Thursday, November 13, 2014

FEELING HOT HOT HOT



Holy crap with the hot flashes already.  Honestly.  It’s getting ridiculous. 

On Tuesday I accompany a friend to Connecticut to retrieve a purse that got left behind at a deli after a family function.  Remarkably, the wallet is still intact, so it’s worth the drive down.  It may be a long ride, but we manage to have some fun on the way there and back, playing with phone apps, trying to prove we are smarter than grade schoolers while playing Brain Quest, and hitting a pub for lunch. 

The most fun, though, is when we are both having dueling hot flashes.  Thank goodness my friend’s SUV has different temperature zones because every time I have a hot flash, my friend doesn’t, then vice versa.  We are constantly turning the temperature up and down, turning the seat warmers on and off.  At one point, her side registers 71 degrees while my side at 59 degrees starts up the air conditioner.  Eventually we both settle at 68 degrees at the same time, and all is right with the world.

Wednesday I am again plagued by ill-timed hot flashes, as if there is ever a good time to have them.  Well, I suppose if I’m freezing on the Arctic tundra in my skivvies, a hot flash might be beneficial, which is ironic because when I have a hot flash, I wish to be on the Arctic tundra in my skivvies.  Wednesday is the day my boss stops by to do an impromptu observation.  All goes well until I get the report later that day:  “Everything was fine … except when the kids had their backs to you at one point while you were talking to them…”

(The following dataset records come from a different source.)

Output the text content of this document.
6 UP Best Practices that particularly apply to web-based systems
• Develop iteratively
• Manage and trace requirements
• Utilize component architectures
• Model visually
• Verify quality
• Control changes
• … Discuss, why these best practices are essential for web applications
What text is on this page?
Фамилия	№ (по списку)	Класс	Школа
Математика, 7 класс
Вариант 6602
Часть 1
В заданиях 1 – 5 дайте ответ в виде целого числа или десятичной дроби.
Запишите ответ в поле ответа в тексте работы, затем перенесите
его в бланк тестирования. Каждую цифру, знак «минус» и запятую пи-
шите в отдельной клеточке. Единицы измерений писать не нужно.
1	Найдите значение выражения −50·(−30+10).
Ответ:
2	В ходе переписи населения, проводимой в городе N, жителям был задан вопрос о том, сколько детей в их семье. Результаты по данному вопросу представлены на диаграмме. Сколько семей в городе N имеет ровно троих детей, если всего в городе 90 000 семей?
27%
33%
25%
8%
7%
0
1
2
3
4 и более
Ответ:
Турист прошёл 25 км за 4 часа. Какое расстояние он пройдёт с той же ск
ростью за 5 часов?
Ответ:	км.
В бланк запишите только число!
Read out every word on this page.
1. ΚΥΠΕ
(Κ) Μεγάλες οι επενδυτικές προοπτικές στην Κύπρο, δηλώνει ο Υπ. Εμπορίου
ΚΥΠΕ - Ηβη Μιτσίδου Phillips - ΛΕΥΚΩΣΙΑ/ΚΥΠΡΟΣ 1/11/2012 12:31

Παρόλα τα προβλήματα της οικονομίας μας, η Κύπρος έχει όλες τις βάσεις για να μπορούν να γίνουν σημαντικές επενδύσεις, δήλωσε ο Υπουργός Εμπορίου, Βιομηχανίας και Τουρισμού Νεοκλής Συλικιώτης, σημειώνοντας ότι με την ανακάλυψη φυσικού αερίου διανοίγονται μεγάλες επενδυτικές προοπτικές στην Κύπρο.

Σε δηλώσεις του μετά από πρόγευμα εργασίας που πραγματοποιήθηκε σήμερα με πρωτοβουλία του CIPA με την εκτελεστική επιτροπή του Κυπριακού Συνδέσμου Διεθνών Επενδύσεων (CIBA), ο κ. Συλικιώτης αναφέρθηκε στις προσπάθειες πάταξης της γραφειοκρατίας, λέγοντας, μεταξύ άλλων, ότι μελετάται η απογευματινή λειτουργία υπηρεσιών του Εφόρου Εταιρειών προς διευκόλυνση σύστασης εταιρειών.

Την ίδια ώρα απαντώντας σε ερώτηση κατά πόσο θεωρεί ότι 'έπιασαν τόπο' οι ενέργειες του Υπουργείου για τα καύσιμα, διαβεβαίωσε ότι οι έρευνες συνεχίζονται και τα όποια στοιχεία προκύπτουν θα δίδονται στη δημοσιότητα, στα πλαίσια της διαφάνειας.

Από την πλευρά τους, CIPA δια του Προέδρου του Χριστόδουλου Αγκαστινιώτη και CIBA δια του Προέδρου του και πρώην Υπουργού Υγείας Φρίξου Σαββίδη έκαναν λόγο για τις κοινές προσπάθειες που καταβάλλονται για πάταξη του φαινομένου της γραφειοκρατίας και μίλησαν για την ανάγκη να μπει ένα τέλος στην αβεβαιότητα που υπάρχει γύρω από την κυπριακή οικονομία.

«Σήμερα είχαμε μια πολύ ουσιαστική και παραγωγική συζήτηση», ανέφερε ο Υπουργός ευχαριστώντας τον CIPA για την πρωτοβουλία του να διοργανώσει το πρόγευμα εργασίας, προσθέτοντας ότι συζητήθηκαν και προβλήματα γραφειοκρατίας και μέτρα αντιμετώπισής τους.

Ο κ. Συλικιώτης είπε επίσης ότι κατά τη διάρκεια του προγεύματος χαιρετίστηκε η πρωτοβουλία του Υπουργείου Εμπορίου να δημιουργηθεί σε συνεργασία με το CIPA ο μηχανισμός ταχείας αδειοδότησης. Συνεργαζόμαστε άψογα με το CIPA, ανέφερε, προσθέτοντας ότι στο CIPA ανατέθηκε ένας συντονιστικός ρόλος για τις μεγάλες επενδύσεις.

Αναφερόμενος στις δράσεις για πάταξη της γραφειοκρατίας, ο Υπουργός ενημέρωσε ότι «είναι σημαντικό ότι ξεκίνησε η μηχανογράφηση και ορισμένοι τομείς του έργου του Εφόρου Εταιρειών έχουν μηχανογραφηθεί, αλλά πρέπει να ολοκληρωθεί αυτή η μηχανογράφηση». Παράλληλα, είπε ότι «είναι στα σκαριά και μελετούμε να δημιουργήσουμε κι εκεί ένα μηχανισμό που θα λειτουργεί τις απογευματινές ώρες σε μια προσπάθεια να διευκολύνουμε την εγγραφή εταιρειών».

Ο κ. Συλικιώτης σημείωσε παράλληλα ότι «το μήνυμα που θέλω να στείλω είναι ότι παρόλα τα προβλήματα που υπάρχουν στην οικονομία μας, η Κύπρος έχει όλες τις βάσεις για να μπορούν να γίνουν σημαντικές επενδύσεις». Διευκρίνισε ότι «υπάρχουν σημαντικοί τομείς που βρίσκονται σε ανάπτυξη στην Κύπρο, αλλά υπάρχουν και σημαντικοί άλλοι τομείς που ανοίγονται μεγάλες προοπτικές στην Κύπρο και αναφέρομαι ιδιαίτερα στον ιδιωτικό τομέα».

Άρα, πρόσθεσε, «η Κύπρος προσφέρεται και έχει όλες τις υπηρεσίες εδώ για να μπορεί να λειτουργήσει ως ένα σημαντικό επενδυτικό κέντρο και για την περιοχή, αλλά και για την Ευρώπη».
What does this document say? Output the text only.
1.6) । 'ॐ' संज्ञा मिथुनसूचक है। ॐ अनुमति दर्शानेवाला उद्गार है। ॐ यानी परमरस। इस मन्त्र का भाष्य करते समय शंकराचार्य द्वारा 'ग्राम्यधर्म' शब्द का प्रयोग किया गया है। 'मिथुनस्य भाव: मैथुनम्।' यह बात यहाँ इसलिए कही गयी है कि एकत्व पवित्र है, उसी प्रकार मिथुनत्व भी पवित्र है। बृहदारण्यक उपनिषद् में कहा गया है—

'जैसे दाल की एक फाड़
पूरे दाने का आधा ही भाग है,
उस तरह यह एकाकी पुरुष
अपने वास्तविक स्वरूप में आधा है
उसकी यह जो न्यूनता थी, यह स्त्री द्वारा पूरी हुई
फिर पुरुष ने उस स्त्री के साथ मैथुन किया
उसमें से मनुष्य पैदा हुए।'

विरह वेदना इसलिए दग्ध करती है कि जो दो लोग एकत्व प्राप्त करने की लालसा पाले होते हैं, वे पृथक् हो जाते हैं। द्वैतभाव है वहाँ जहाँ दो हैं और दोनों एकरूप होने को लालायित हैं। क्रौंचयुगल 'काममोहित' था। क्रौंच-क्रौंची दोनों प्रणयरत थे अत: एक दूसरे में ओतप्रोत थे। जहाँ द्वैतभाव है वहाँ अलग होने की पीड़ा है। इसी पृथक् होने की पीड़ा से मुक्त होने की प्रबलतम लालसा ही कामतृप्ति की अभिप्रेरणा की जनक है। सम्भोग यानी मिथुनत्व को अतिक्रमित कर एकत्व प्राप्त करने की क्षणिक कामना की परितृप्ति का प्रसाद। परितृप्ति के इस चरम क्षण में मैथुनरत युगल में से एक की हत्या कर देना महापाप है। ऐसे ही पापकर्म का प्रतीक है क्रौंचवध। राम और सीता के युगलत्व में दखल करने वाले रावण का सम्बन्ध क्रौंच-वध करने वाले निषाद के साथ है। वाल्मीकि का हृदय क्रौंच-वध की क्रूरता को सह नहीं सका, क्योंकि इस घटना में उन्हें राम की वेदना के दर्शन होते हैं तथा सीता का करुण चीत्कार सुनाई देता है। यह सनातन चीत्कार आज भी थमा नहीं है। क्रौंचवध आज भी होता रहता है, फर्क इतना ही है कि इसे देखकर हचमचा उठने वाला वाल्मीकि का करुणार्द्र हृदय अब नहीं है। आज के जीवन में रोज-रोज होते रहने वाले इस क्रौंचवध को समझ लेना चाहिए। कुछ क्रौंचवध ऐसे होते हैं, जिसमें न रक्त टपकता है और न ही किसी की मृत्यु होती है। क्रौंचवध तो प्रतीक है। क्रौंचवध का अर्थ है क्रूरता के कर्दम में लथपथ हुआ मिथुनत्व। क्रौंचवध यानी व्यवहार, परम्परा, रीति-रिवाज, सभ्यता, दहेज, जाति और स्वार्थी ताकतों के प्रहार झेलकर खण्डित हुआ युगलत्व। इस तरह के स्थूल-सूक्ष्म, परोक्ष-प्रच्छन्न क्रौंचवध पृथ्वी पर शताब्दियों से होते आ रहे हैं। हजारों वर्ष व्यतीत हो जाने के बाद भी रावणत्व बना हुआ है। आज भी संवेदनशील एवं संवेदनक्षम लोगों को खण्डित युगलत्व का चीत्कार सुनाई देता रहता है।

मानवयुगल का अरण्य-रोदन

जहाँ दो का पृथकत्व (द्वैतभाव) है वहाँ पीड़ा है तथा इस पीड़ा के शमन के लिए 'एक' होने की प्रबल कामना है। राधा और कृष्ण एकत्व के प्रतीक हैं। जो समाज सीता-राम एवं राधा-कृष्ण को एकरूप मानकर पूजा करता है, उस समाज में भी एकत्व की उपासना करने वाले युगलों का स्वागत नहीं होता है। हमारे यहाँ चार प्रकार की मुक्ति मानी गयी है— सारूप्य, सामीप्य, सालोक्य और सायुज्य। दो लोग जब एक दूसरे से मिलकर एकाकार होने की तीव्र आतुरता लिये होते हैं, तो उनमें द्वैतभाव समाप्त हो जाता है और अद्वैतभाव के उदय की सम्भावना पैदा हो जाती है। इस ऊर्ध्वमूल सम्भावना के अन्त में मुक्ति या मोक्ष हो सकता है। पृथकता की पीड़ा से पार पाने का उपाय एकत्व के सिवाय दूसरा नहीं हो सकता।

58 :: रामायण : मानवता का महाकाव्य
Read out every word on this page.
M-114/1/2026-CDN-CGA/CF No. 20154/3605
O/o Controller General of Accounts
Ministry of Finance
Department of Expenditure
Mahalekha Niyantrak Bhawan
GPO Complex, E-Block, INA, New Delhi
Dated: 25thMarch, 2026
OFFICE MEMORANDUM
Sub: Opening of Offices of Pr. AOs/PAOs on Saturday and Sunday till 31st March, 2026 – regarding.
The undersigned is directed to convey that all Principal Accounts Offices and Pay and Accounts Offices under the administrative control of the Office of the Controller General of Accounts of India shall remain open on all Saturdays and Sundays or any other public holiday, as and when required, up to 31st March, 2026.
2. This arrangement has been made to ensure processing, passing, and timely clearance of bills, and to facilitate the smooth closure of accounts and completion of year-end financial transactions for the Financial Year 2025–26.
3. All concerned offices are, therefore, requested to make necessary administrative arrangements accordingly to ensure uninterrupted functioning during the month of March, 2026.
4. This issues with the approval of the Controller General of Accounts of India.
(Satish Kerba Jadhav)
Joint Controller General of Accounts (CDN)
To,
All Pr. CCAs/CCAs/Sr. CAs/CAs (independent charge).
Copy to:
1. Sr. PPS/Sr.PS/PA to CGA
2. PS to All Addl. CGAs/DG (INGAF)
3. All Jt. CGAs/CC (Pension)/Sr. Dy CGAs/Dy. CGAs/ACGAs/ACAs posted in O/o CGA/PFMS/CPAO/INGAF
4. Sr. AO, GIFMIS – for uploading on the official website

Yes, it’s true.  I must hide behind the children while sitting in a chair directly in front of the fan.  After years of being in ice cold classrooms, I finally score the one where the heat blasts all day long, every single day of the year, even when it’s warm out.  Now that I am plagued with waves of hot flashes, the heaters are like curses, taunting me and laughing at me.  Wednesday right in the middle of my fifteen-minute observation, I get hit with a mega-hot flash, a sweat-out-of-my-pores hot flash, a face-and-chest-as-red-as-tomatoes hot flash.  I work my way to the back of the room, behind the kiddos and behind my boss, and do the best I can to teach through the dampening aggravation.  My boss is writing about how I am forcing the kids to turn backward if they want to see me, and I am dying for him to leave so I can dump the sweater I have on and turn the fan higher without a lot of histrionics.

Damn hot flashes that interfere with my daily life.  I know, I know.  I should be happy I’m young enough to still be having them.  I should be singing “I Enjoy Being a Girl” but all I can muster is some sad version of “Feeling Hot, Hot, Hot!”  I’ll gladly take a luke-warm observation report to avoid the embarrassment of having a hot flash in front of my students and, worse, my male boss.  There’s something comforting about paperwork in my forever-file that reads, “sat in back of room for a minute so students couldn’t see her…” rather than “Holy crap, she turned redder than a baboon’s butt…”

If only my classroom, like my friend’s SUV, had separate temperature controls.  Until then, I’ll continue to hide, turn on the fans I keep all year long, and do the sweater-on/sweater-off routine.  Honestly, it’s almost ridiculous.